Checking I hadn’t got any clothes on back to front or inside out this time, and spraying myself extravagantly with Chanel No. 5 just in case any of the funny antiseptic smell of the nursing home still clung to me even after a bath, I made my way gingerly down the back stairs. (I‘m still a bit shaky after the fall.) In the sitting room, I found Harry, Sylvie’s husband, standing in front of the fire drinking sherry. Hardy lay on the hearthrug, having made himself completely at home in his new surroundings. I bet he appreciates being in the warm, after a lifetime of bracing temperatures.

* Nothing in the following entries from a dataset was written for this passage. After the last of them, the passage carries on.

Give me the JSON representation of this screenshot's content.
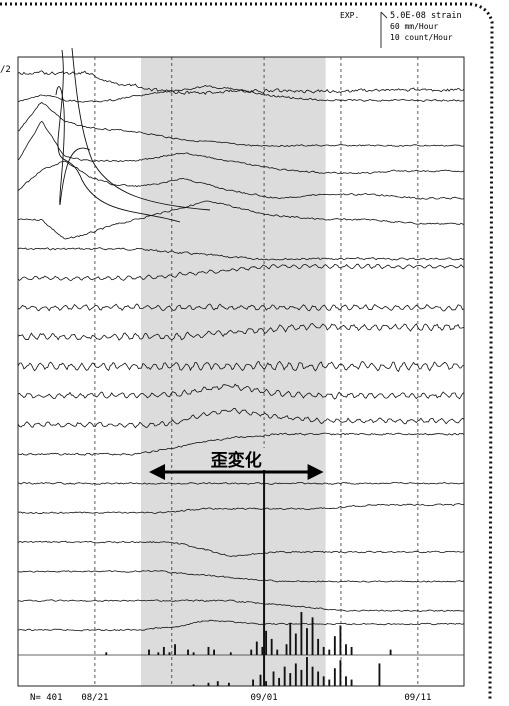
{
  "legend": {
    "label": "EXP.",
    "lines": [
      "5.0E-08 strain",
      "60 mm/Hour",
      "10 count/Hour"
    ]
  },
  "top_left_label": "/2",
  "annotation": "歪変化",
  "count_label": "N= 401",
  "chart_data": {
    "type": "line",
    "x_tick_labels": [
      "08/21",
      "09/01",
      "09/11"
    ],
    "x_ticks": [
      "08/21",
      "08/26",
      "09/01",
      "09/06",
      "09/11"
    ],
    "x_range": [
      "08/16",
      "09/14"
    ],
    "shaded_range": [
      "08/24",
      "09/05"
    ],
    "marker_date": "09/01",
    "trace_count": 20,
    "units": {
      "strain": "5.0E-08 strain",
      "rain": "60 mm/Hour",
      "count": "10 count/Hour"
    },
    "traces": [
      {
        "anchor": [
          0,
          0,
          0,
          0,
          -10,
          -12,
          -18,
          -20,
          -20,
          -18,
          -18,
          -18,
          -18,
          -18,
          -18,
          -17,
          -17,
          -17,
          -17,
          -17
        ],
        "noise": 2.6,
        "seed": 1
      },
      {
        "anchor": [
          0,
          8,
          2,
          0,
          2,
          6,
          10,
          12,
          16,
          14,
          10,
          6,
          4,
          2,
          2,
          2,
          2,
          2,
          2,
          2
        ],
        "noise": 1.4,
        "seed": 2
      },
      {
        "anchor": [
          0,
          30,
          10,
          4,
          2,
          0,
          -4,
          -8,
          -10,
          -12,
          -14,
          -14,
          -14,
          -14,
          -14,
          -14,
          -14,
          -14,
          -14,
          -14
        ],
        "noise": 1.2,
        "seed": 3
      },
      {
        "anchor": [
          0,
          40,
          4,
          0,
          0,
          0,
          4,
          8,
          4,
          0,
          -4,
          -8,
          -10,
          -12,
          -12,
          -12,
          -10,
          -10,
          -10,
          -10
        ],
        "noise": 1.2,
        "seed": 4
      },
      {
        "anchor": [
          0,
          20,
          30,
          14,
          6,
          4,
          6,
          12,
          6,
          0,
          -4,
          -8,
          -6,
          -4,
          -4,
          -4,
          -6,
          -8,
          -8,
          -8
        ],
        "noise": 1.3,
        "seed": 5
      },
      {
        "anchor": [
          0,
          0,
          -20,
          -14,
          -6,
          0,
          6,
          12,
          18,
          14,
          8,
          4,
          2,
          0,
          0,
          0,
          -2,
          -4,
          -4,
          -4
        ],
        "noise": 1.3,
        "seed": 6
      },
      {
        "anchor": [
          0,
          0,
          0,
          0,
          0,
          0,
          -2,
          -4,
          -6,
          -8,
          -10,
          -10,
          -10,
          -10,
          -10,
          -10,
          -10,
          -10,
          -10,
          -10
        ],
        "noise": 1.6,
        "seed": 7
      },
      {
        "anchor": [
          0,
          0,
          0,
          0,
          0,
          0,
          2,
          4,
          6,
          8,
          10,
          12,
          12,
          12,
          12,
          12,
          12,
          12,
          12,
          12
        ],
        "noise": 1.6,
        "seed": 8
      },
      {
        "anchor": [
          0,
          0,
          0,
          0,
          0,
          0,
          0,
          0,
          0,
          0,
          0,
          0,
          0,
          0,
          0,
          0,
          0,
          0,
          0,
          0
        ],
        "noise": 2.2,
        "seed": 9
      },
      {
        "anchor": [
          0,
          0,
          0,
          0,
          0,
          0,
          0,
          0,
          2,
          4,
          6,
          8,
          10,
          10,
          10,
          10,
          10,
          10,
          10,
          10
        ],
        "noise": 2.6,
        "seed": 10
      },
      {
        "anchor": [
          0,
          0,
          0,
          0,
          0,
          0,
          0,
          0,
          0,
          0,
          0,
          0,
          0,
          0,
          0,
          0,
          0,
          0,
          0,
          0
        ],
        "noise": 3.0,
        "seed": 11
      },
      {
        "anchor": [
          0,
          0,
          0,
          0,
          0,
          0,
          0,
          2,
          6,
          10,
          6,
          2,
          0,
          0,
          0,
          0,
          0,
          0,
          0,
          0
        ],
        "noise": 2.2,
        "seed": 12
      },
      {
        "anchor": [
          0,
          0,
          0,
          0,
          0,
          0,
          0,
          4,
          10,
          14,
          12,
          8,
          6,
          4,
          4,
          4,
          4,
          4,
          4,
          4
        ],
        "noise": 2.0,
        "seed": 13
      },
      {
        "anchor": [
          0,
          0,
          0,
          0,
          0,
          0,
          4,
          8,
          12,
          16,
          18,
          20,
          20,
          20,
          20,
          20,
          20,
          20,
          20,
          20
        ],
        "noise": 1.4,
        "seed": 14
      },
      {
        "anchor": [
          0,
          0,
          0,
          0,
          0,
          0,
          0,
          0,
          0,
          0,
          0,
          0,
          0,
          0,
          0,
          0,
          0,
          0,
          0,
          0
        ],
        "noise": 1.2,
        "seed": 15
      },
      {
        "anchor": [
          0,
          0,
          0,
          0,
          0,
          0,
          0,
          2,
          4,
          4,
          4,
          4,
          4,
          4,
          6,
          8,
          8,
          8,
          8,
          8
        ],
        "noise": 1.2,
        "seed": 16
      },
      {
        "anchor": [
          0,
          0,
          0,
          0,
          0,
          0,
          0,
          -2,
          -8,
          -14,
          -12,
          -10,
          -10,
          -10,
          -10,
          -10,
          -10,
          -10,
          -10,
          -10
        ],
        "noise": 1.2,
        "seed": 17
      },
      {
        "anchor": [
          0,
          0,
          0,
          0,
          0,
          0,
          0,
          -2,
          -4,
          -6,
          -8,
          -10,
          -10,
          -10,
          -10,
          -10,
          -10,
          -10,
          -10,
          -10
        ],
        "noise": 1.1,
        "seed": 18
      },
      {
        "anchor": [
          0,
          0,
          0,
          0,
          0,
          0,
          0,
          0,
          0,
          0,
          -2,
          -4,
          -6,
          -8,
          -10,
          -10,
          -10,
          -10,
          -10,
          -10
        ],
        "noise": 1.1,
        "seed": 19
      },
      {
        "anchor": [
          0,
          0,
          0,
          0,
          0,
          0,
          2,
          4,
          10,
          8,
          6,
          6,
          6,
          6,
          6,
          6,
          6,
          6,
          6,
          6
        ],
        "noise": 1.1,
        "seed": 20
      }
    ],
    "counts_upper": [
      0,
      0,
      0,
      0,
      0,
      0,
      0,
      0,
      0,
      0,
      0,
      0,
      0,
      0,
      0,
      0,
      0,
      0,
      0,
      0,
      0,
      0,
      0,
      0,
      0,
      0,
      0,
      0,
      0,
      0,
      0,
      0,
      0,
      0,
      0,
      0,
      0,
      0,
      0,
      0,
      0,
      0,
      0,
      0,
      0,
      0,
      0,
      1,
      0,
      0,
      0,
      0,
      0,
      0,
      0,
      0,
      0,
      0,
      0,
      0,
      0,
      0,
      0,
      0,
      0,
      0,
      0,
      0,
      0,
      0,
      2,
      0,
      0,
      0,
      0,
      1,
      0,
      0,
      3,
      0,
      0,
      1,
      0,
      0,
      4,
      0,
      0,
      0,
      0,
      0,
      0,
      2,
      0,
      0,
      1,
      0,
      0,
      0,
      0,
      0,
      0,
      0,
      3,
      0,
      0,
      2,
      0,
      0,
      0,
      0,
      0,
      0,
      0,
      0,
      1,
      0,
      0,
      0,
      0,
      0,
      0,
      0,
      0,
      0,
      0,
      2,
      0,
      0,
      5,
      0,
      0,
      3,
      0,
      9,
      0,
      0,
      6,
      0,
      0,
      2,
      0,
      0,
      0,
      0,
      4,
      0,
      12,
      0,
      0,
      8,
      0,
      0,
      16,
      0,
      0,
      10,
      0,
      0,
      14,
      0,
      0,
      6,
      0,
      0,
      3,
      0,
      0,
      2,
      0,
      0,
      7,
      0,
      0,
      11,
      0,
      0,
      4,
      0,
      0,
      3,
      0,
      0,
      0,
      0,
      0,
      0,
      0,
      0,
      0,
      0,
      0,
      0,
      0,
      0,
      0,
      0,
      0,
      0,
      0,
      0,
      2,
      0,
      0,
      0,
      0,
      0,
      0,
      0,
      0,
      0,
      0,
      0,
      0,
      0,
      0,
      0,
      0,
      0,
      0,
      0,
      0,
      0,
      0,
      0,
      0,
      0,
      0,
      0,
      0,
      0,
      0,
      0,
      0,
      0,
      0,
      0,
      0,
      0,
      0,
      0
    ],
    "counts_lower": [
      0,
      0,
      0,
      0,
      0,
      0,
      0,
      0,
      0,
      0,
      0,
      0,
      0,
      0,
      0,
      0,
      0,
      0,
      0,
      0,
      0,
      0,
      0,
      0,
      0,
      0,
      0,
      0,
      0,
      0,
      0,
      0,
      0,
      0,
      0,
      0,
      0,
      0,
      0,
      0,
      0,
      0,
      0,
      0,
      0,
      0,
      0,
      0,
      0,
      0,
      0,
      0,
      0,
      0,
      0,
      0,
      0,
      0,
      0,
      0,
      0,
      0,
      0,
      0,
      0,
      0,
      0,
      0,
      0,
      0,
      0,
      0,
      0,
      0,
      0,
      0,
      0,
      0,
      0,
      0,
      0,
      0,
      0,
      0,
      0,
      0,
      0,
      0,
      0,
      0,
      0,
      0,
      0,
      0,
      1,
      0,
      0,
      0,
      0,
      0,
      0,
      0,
      2,
      0,
      0,
      0,
      0,
      3,
      0,
      0,
      0,
      0,
      0,
      2,
      0,
      0,
      0,
      0,
      0,
      0,
      0,
      0,
      0,
      0,
      0,
      0,
      4,
      0,
      0,
      0,
      7,
      0,
      0,
      3,
      0,
      0,
      0,
      9,
      0,
      0,
      5,
      0,
      0,
      12,
      0,
      0,
      8,
      0,
      0,
      14,
      0,
      0,
      10,
      0,
      0,
      18,
      0,
      0,
      12,
      0,
      0,
      9,
      0,
      0,
      6,
      0,
      0,
      4,
      0,
      0,
      11,
      0,
      0,
      16,
      0,
      0,
      6,
      0,
      0,
      4,
      0,
      0,
      0,
      0,
      0,
      0,
      0,
      0,
      0,
      0,
      0,
      0,
      0,
      0,
      14,
      0,
      0,
      0,
      0,
      0,
      0,
      0,
      0,
      0,
      0,
      0,
      0,
      0,
      0,
      0,
      0,
      0,
      0,
      0,
      0,
      0,
      0,
      0,
      0,
      0,
      0,
      0,
      0,
      0,
      0,
      0,
      0,
      0,
      0,
      0,
      0,
      0,
      0,
      0,
      0,
      0,
      0,
      0,
      0,
      0
    ]
  }
}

Over supper I told them about the problems with the council over the common, and mentioned the appalling prospect of my going up the tree as a last resort, and at this point Harry suddenly became very enthusiastic. He’s got quite a bit of land which involves forestry, so apparently he’s got masses of tree-shinning-up equipment and he said if we needed something to help in this escapade he’d be happy to lend it to us. I said I hoped it wouldn’t come to that, but it was very nice of him. Then, refusing coffee, I staggered up to bed. They were so kind and understanding. I think we are all quite exhausted by the situation.
5 No
vember
Bonfire night! For the last few days fireworks have been going off everywhere, exploding into the cold, dark nights. I’ve been trying to keep Pouncer in because he’s scared stiff of explosions. Who isn’t? (Once, a few years ago, Pouncer actually rushed off when he heard a banger and didn’t return for three weeks.)

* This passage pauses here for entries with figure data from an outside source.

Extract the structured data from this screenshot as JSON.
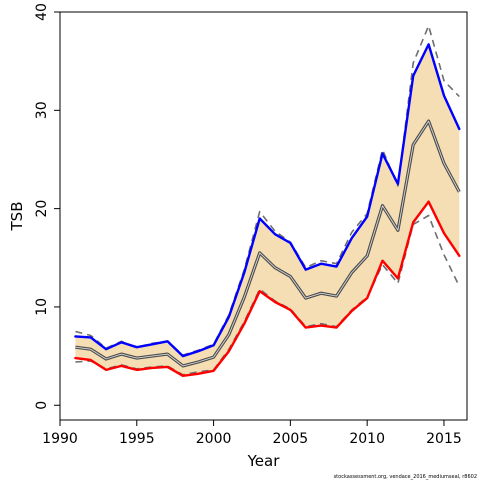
{
  "chart_data": {
    "type": "line",
    "title": "",
    "xlabel": "Year",
    "ylabel": "TSB",
    "xlim": [
      1990,
      2016.5
    ],
    "ylim": [
      -1.5,
      40
    ],
    "x_ticks": [
      1990,
      1995,
      2000,
      2005,
      2010,
      2015
    ],
    "y_ticks": [
      0,
      10,
      20,
      30,
      40
    ],
    "grid": false,
    "footnote": "stockassessment.org, vendace_2016_mediumseal, r8602",
    "x": [
      1991,
      1992,
      1993,
      1994,
      1995,
      1996,
      1997,
      1998,
      1999,
      2000,
      2001,
      2002,
      2003,
      2004,
      2005,
      2006,
      2007,
      2008,
      2009,
      2010,
      2011,
      2012,
      2013,
      2014,
      2015,
      2016
    ],
    "series": [
      {
        "role": "upper",
        "color": "#0000ff",
        "values": [
          7.0,
          6.9,
          5.7,
          6.4,
          5.9,
          6.2,
          6.5,
          5.0,
          5.5,
          6.1,
          9.0,
          13.5,
          19.0,
          17.4,
          16.5,
          13.8,
          14.4,
          14.1,
          17.0,
          19.2,
          25.6,
          22.5,
          33.5,
          36.7,
          31.5,
          28.1
        ]
      },
      {
        "role": "estimate",
        "color": "#555555",
        "values": [
          5.9,
          5.7,
          4.7,
          5.2,
          4.8,
          5.0,
          5.2,
          4.0,
          4.4,
          4.9,
          7.2,
          11.0,
          15.5,
          14.0,
          13.1,
          10.9,
          11.4,
          11.1,
          13.5,
          15.2,
          20.3,
          17.8,
          26.5,
          28.9,
          24.6,
          21.7
        ]
      },
      {
        "role": "lower",
        "color": "#ff0000",
        "values": [
          4.8,
          4.6,
          3.6,
          4.0,
          3.6,
          3.8,
          3.9,
          3.0,
          3.2,
          3.5,
          5.5,
          8.3,
          11.6,
          10.5,
          9.7,
          7.9,
          8.1,
          7.9,
          9.6,
          10.9,
          14.7,
          12.9,
          18.6,
          20.7,
          17.5,
          15.2
        ]
      },
      {
        "role": "retro-upper",
        "color": "#6e6e6e",
        "dash": true,
        "values": [
          7.5,
          7.1,
          5.8,
          6.5,
          5.9,
          6.3,
          6.5,
          5.1,
          5.6,
          6.2,
          9.2,
          13.8,
          19.7,
          17.7,
          16.6,
          14.0,
          14.7,
          14.4,
          17.6,
          19.5,
          26.0,
          22.3,
          34.8,
          38.6,
          33.0,
          31.4
        ]
      },
      {
        "role": "retro-lower",
        "color": "#6e6e6e",
        "dash": true,
        "values": [
          4.4,
          4.5,
          3.7,
          4.1,
          3.7,
          3.9,
          4.0,
          3.1,
          3.4,
          3.6,
          5.7,
          8.5,
          11.8,
          10.6,
          9.8,
          8.0,
          8.3,
          8.0,
          9.7,
          11.0,
          14.3,
          12.4,
          18.4,
          19.3,
          15.3,
          12.1
        ]
      }
    ],
    "band_fill": "#f5deb3"
  }
}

Again, I couldn’t help but reminisce over the old days. When Jack was small we’d let off a box of fireworks in the garden, little treats in coloured tubes with lovely names like Golden Fountain, Roman Candle or Erupting Vesuvius. There were bangers and rockets and squibs, and Catherine wheels that never managed to go round but remained motionless, shooting their sparks into the ground … and potatoes put in the fire to bake … and there was a wonderful smell of cordite afterwards and all the children had sparklers. The whole intense atmosphere of it came roaring back. And then, the morning after, there was that eerie moment when I had to go and clear the grass of all those damp, blackened shells and dirty, gritty, spent sparkler sticks.
Later
I haven’t heard from Louis. Surely he’ll be over any day now? I feel like emailing but have to resist. I don’t want to make a fool of myself. However, I do keep checking my mobile for messages. He’s never far from my mind. Oh dear.

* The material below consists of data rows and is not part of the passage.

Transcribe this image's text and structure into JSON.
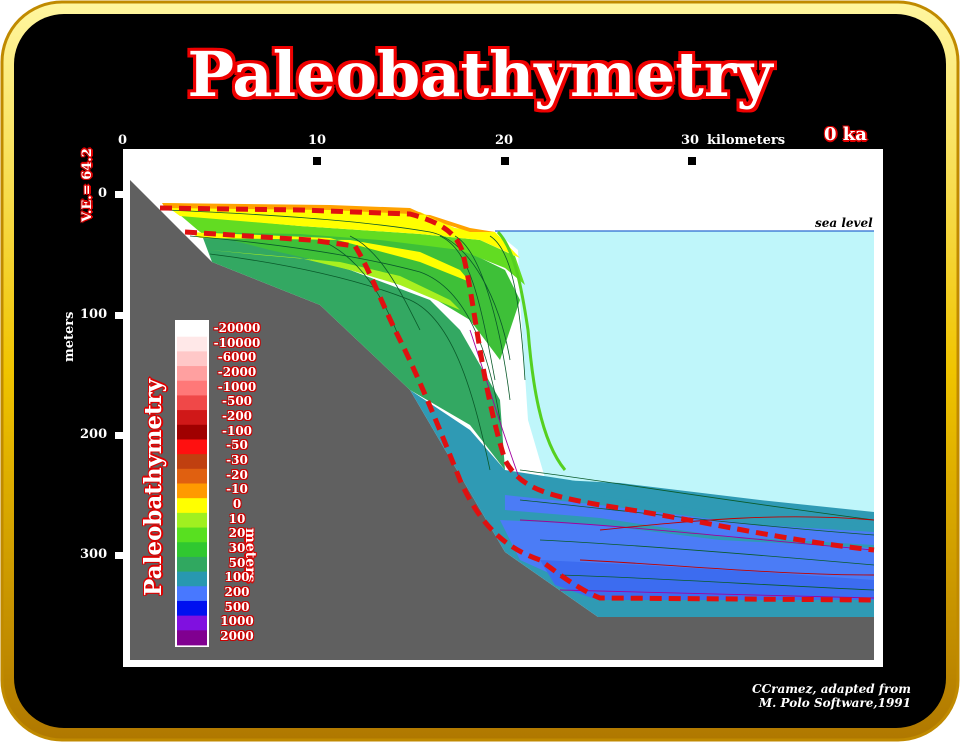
{
  "title": "Paleobathymetry",
  "time_label": "0 ka",
  "x_axis": {
    "ticks": [
      "0",
      "10",
      "20",
      "30"
    ],
    "unit": "kilometers"
  },
  "y_axis": {
    "ticks": [
      "0",
      "100",
      "200",
      "300"
    ],
    "unit": "meters"
  },
  "ve_label": "V.E.= 64.2",
  "sea_level_label": "sea level",
  "legend": {
    "title": "Paleobathymetry",
    "unit": "meters",
    "entries": [
      {
        "label": "-20000",
        "color": "#ffffff"
      },
      {
        "label": "-10000",
        "color": "#ffe8e8"
      },
      {
        "label": "-6000",
        "color": "#ffc8c8"
      },
      {
        "label": "-2000",
        "color": "#ffa0a0"
      },
      {
        "label": "-1000",
        "color": "#ff7878"
      },
      {
        "label": "-500",
        "color": "#f04848"
      },
      {
        "label": "-200",
        "color": "#d01818"
      },
      {
        "label": "-100",
        "color": "#a00000"
      },
      {
        "label": "-50",
        "color": "#ff1010"
      },
      {
        "label": "-30",
        "color": "#c04010"
      },
      {
        "label": "-20",
        "color": "#e06010"
      },
      {
        "label": "-10",
        "color": "#ff9a00"
      },
      {
        "label": "0",
        "color": "#ffff00"
      },
      {
        "label": "10",
        "color": "#a0f020"
      },
      {
        "label": "20",
        "color": "#58e020"
      },
      {
        "label": "30",
        "color": "#30c830"
      },
      {
        "label": "50",
        "color": "#30a860"
      },
      {
        "label": "100",
        "color": "#2898b0"
      },
      {
        "label": "200",
        "color": "#4878ff"
      },
      {
        "label": "500",
        "color": "#0010f0"
      },
      {
        "label": "1000",
        "color": "#8010e0"
      },
      {
        "label": "2000",
        "color": "#800090"
      }
    ]
  },
  "credit": {
    "line1": "CCramez, adapted  from",
    "line2": "M. Polo Software,1991"
  }
}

Yesterday I had supper with James and Ned. It was James’s birthday and Ned and I treated him. I’d told the restaurant – one of those jolly gastropubs – in advance that there was a birthday at our table, and one of the waiters brought in a tiny cake covered in candles, singing ‘Happy Birthday’ and the whole dining room joined in while James grinned, went bright scarlet, pointed his finger at me and mouthed, ‘You naughty girl!’
Though most eyes were on the cake, I noticed James’s look was directed at the waiter, a young chap who was so cool it was ridiculous. He was wearing daringly short trousers – the fashionable Oliver Twist look – a wonderful spiky haircut, a shirt that looked as if it was from Paul Smith, and great purple socks. He looked the last word in camp. (Though James was fixated on him, I noticed Ned was eyeing up one of the waitresses. I wonder if all’s going well with that pair? There’s certainly no slobbering over each other these days, that’s for sure. Thank God.)